Around the World in Eighty Days was a great film that has inspired many offshoots in terms of the eighty days aspect.

Jonathan Drori’s take on the idea has resulted in Around the World in 80 Trees

Trees are one of humanity’s most constant and most varied companions. From India’s sacred banyan tree to the fragrant cedar of Lebanon, they offer us sanctuary and inspiration – not to mention the raw materials for everything from aspirin to maple syrup.

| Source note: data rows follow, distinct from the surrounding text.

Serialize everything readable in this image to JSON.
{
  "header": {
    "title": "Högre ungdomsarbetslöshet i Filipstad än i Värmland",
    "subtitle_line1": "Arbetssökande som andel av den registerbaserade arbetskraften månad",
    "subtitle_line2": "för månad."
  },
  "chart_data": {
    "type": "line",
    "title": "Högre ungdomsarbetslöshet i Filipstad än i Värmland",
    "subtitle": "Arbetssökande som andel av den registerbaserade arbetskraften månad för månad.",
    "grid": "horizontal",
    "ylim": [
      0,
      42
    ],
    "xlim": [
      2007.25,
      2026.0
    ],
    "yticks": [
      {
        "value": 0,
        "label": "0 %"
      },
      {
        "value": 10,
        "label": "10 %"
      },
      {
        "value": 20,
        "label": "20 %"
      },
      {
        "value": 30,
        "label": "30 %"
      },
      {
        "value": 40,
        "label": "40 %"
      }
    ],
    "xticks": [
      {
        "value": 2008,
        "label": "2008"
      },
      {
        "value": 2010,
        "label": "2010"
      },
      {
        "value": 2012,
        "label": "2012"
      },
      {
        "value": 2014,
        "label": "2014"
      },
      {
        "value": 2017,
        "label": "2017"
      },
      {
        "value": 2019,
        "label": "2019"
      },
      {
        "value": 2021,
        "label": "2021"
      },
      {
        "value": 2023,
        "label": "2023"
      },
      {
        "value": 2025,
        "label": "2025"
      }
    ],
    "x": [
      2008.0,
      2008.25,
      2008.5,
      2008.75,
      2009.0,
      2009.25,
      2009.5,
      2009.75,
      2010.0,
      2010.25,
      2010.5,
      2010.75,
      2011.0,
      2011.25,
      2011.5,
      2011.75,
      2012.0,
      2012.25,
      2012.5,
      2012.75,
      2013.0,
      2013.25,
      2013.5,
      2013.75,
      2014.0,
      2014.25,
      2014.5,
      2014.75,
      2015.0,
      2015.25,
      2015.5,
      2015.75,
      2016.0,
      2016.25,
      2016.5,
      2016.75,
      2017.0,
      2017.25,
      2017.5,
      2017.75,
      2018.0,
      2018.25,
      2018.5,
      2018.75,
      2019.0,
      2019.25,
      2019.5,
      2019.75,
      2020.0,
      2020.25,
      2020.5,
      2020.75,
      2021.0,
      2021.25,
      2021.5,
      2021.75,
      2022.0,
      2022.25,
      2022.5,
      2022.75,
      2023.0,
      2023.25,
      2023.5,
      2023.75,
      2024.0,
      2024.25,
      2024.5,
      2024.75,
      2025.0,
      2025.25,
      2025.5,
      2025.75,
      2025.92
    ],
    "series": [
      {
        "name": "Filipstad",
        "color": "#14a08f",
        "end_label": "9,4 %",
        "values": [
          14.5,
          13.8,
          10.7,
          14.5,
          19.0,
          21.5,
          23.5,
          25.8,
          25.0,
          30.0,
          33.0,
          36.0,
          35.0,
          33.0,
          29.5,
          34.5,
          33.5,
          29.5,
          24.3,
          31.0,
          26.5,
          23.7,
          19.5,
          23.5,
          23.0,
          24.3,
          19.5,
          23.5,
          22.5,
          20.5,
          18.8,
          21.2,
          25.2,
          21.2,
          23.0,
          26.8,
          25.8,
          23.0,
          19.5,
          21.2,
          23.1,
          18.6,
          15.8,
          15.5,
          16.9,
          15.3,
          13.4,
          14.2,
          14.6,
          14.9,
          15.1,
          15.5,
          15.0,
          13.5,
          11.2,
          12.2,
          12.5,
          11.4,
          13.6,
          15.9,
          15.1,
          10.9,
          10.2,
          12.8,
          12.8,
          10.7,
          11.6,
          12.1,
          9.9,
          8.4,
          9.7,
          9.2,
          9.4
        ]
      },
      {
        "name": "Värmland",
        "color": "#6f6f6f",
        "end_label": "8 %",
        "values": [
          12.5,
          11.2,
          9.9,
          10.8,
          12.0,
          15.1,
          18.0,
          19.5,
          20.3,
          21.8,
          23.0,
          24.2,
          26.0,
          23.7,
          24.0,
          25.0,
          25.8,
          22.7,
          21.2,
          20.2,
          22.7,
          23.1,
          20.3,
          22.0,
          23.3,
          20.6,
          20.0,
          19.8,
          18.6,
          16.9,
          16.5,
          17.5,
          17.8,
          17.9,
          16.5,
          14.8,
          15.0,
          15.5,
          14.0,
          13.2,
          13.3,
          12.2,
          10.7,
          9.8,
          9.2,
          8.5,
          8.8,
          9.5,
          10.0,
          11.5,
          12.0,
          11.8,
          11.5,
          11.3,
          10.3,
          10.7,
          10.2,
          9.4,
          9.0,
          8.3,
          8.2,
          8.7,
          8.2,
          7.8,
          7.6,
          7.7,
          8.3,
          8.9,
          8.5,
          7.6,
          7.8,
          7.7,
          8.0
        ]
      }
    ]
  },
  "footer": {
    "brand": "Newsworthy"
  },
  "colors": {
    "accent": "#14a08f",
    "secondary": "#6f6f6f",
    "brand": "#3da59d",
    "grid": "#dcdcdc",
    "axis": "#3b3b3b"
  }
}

In Around the World in 80 Trees, Drori uses plant science to illuminate how trees play a role in every part of human life, from the romantic to the regrettable. Stops on the trip include the lime trees of Berlin’s Unter den Linden boulevard, which intoxicate amorous Germans and hungry bees alike, the swankiest streets in nineteenth-century London, which were paved with Australian eucalyptus wood, and the redwood forests of California, where the secret to the trees’ soaring heights can be found in the properties of the tiniest drops of water.

In addition to the eucalypt – Jarrah (book illustration at right) – the other Australian trees featured in the book are the Wollomi Pine and the Blue Quandong.  This is a great way to get an appreciation of how trees contribute to the very substance of our being.  

As an extension of this idea, it would be wonderful to produce a walking guide to Munibung Hill based on 20 or 30 trees located across the landscape, from the valleys to the ridges, and across the four hands of the compass – working title Around Munibung Hill in 30 Trees.